Je n’ai pas de parcours universitaire classique, je suis autodidacte. Je suis devenu critique du néolibéralisme, de ses effets économiques, sociaux et culturels. Mes références actuelles sont Emmanuel Todd, René Girard, Jean-Claude Michéa, Dany-Robert Dufour, Bernard Friot, Frédéric Lordon, David Cayla, Coralie Delaume, David Graeber, Michel Feher, Naomi Klein...
Voici ce qu'il faut retenir de l'élection de Zohran Mamdani à la mairie de New York :
1. Contrairement à ce qui a été relayé dans une partie des médias, Zohran Mamdani a été élu à la mairie de New York avant tout grâce à des promesses sociales, et non à un programme sociétal[1]. Il a notamment défendu un gel des loyers, la création d’épiceries solidaires pour les plus précaires, la gratuité des crèches et des transports en commun, le SMIC à 30 dollars de l'heure ainsi qu’un plan d’urgence pour le logement. Son discours s’est concentré sur la crise sociale et urbaine qui frappe une majorité d’habitants, plutôt que sur des thématiques identitaires ou sociétales. Cela ne l’empêche pas d’adhérer à un certain progressisme sur les questions des minorités – il s’est notamment positionné en faveur des droits des personnes LGBT et des immigrés – mais ces sujets n’étaient pas le cœur de son projet. La leçon principale à retenir de cette élection, c’est que la gauche l’emporte quand elle remet la question sociale au centre, et non lorsqu’elle se perd dans les combats symboliques ou “woke”.

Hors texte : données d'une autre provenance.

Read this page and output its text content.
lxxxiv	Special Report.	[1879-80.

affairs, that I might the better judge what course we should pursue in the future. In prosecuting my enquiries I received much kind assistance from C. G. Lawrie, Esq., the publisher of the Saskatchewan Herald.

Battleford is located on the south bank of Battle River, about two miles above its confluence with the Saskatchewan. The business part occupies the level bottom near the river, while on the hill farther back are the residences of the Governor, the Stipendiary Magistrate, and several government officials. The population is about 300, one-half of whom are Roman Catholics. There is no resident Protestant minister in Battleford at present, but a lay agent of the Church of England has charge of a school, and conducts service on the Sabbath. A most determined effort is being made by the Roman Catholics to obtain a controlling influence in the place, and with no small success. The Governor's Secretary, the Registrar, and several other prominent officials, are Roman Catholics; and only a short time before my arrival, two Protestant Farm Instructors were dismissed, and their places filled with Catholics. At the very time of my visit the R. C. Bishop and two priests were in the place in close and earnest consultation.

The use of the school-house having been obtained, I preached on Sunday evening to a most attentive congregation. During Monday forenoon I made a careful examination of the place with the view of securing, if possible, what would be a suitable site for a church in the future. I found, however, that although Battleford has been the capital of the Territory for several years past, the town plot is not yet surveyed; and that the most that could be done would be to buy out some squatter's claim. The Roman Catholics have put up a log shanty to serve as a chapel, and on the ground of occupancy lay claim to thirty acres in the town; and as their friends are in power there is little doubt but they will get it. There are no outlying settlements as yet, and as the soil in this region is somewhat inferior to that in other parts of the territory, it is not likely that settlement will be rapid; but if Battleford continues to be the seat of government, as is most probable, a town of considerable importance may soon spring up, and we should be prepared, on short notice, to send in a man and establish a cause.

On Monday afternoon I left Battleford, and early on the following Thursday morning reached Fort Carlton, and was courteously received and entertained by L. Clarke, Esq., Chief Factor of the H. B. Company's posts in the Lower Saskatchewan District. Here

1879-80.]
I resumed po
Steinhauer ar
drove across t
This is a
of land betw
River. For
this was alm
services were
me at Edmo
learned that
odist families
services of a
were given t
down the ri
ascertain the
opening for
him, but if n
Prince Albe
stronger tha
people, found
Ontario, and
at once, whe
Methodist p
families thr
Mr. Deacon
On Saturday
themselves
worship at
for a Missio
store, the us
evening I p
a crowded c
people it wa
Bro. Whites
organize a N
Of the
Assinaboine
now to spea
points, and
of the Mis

2. Il est faux de dire que New York City serait devenue une ville exclusivement peuplée de bourgeois métropolitains. En réalité, la métropole est clivée spatialement et en proie à de fortes disparités sociales. D’un côté, une partie de Manhattan – notamment Midtown, Chelsea ou l’Upper West Side – et une partie désormais largement gentrifiée de Brooklyn – Williamsburg, Dumbo, Park Slope – où les loyers atteignent en moyenne 4 500 à 5 000 dollars par mois pour un deux-pièces, rendant la vie impossible pour les classes populaires. De l’autre côté, un autre New York subsiste : celui du South Bronx, de North et East Harlem, et surtout de l’Est de Brooklyn, avec des quartiers comme East New York, Brownsville, ou Flatbush, longtemps délaissés par les pouvoirs publics. On y croise des gens pauvres, des "crackheads", et des gangs de plus en plus jeunes, fascinés par la drill, ce sous-genre du rap qui glorifie le meurtre, la drogue et surtout un nihilisme social. La mort du rappeur Pop Smoke, abattu en 2020, symbolise cette dérive violente et ce désespoir de cette génération de jeunes désœuvrés des “hoods”. Dans ces quartiers, la criminalité a explosé ces dernières années, alimentée par la misère et le désinvestissement de la mairie.
3. À chaque fois qu’un Noir, un Arabe ou un Latino remporte une élection d’importance, cela provoque une véritable panique morale chez les néoconservateurs, surtout quand cette personne revendique ouvertement d’être de confession musulmane et affiche une solidarité avec la cause palestinienne. C’était déjà le cas avec Alexandria Ocasio-Cortez. Zohran Mamdani n’échappe pas à ce phénomène puisque sa victoire a été immédiatement caricaturée comme étant celle d’un “marxiste islamiste” ou “islamo-gauchiste”, fantasme classique de la droite américaine et européenne.
Cependant, il faut rester lucide car la victoire de Mamdani ne garantit pas pour autant un virage social à gauche du Parti démocrate. Mamdani devra composer avec les contradictions internes du Parti démocrate et les intérêts des classes bourgeoises métropolitaines qui dominent toujours la ville. Le risque, comme pour tant d’autres avant lui, est qu’il “s’obamise” — c’est-à-dire qu’il glisse progressivement vers un libéralisme économique et culturel, sous la pression du Capital. Car le capitalisme reste un système qui promeut le progrès dans la mesure où celui-ci sert la reproduction de ses propres rapports de domination.
Face aux fantasmes de la droite, qui voient en lui une alliance du marxisme et de l’islamisme — il faut rappeler que Mamdani est plutôt un social-démocrate de gauche, sans doute moins radical que Jean-Luc Mélenchon ou même François Ruffin, donc loin d’être un révolutionnaire — Mamdani pourrait bien nourrir les illusions de la gauche. Il incarne à la fois pour les noirs et latinos des ghettos new-yorkais l’espoir d’une gauche sociale renaissante mais aussi le risque d’une récupération symbolique. Ainsi, il deviendrait le symbole des minorités ethniques, élus par les élites culturelles et urbaines, mais définitivement coupé des réalités populaires qu’il prétend défendre.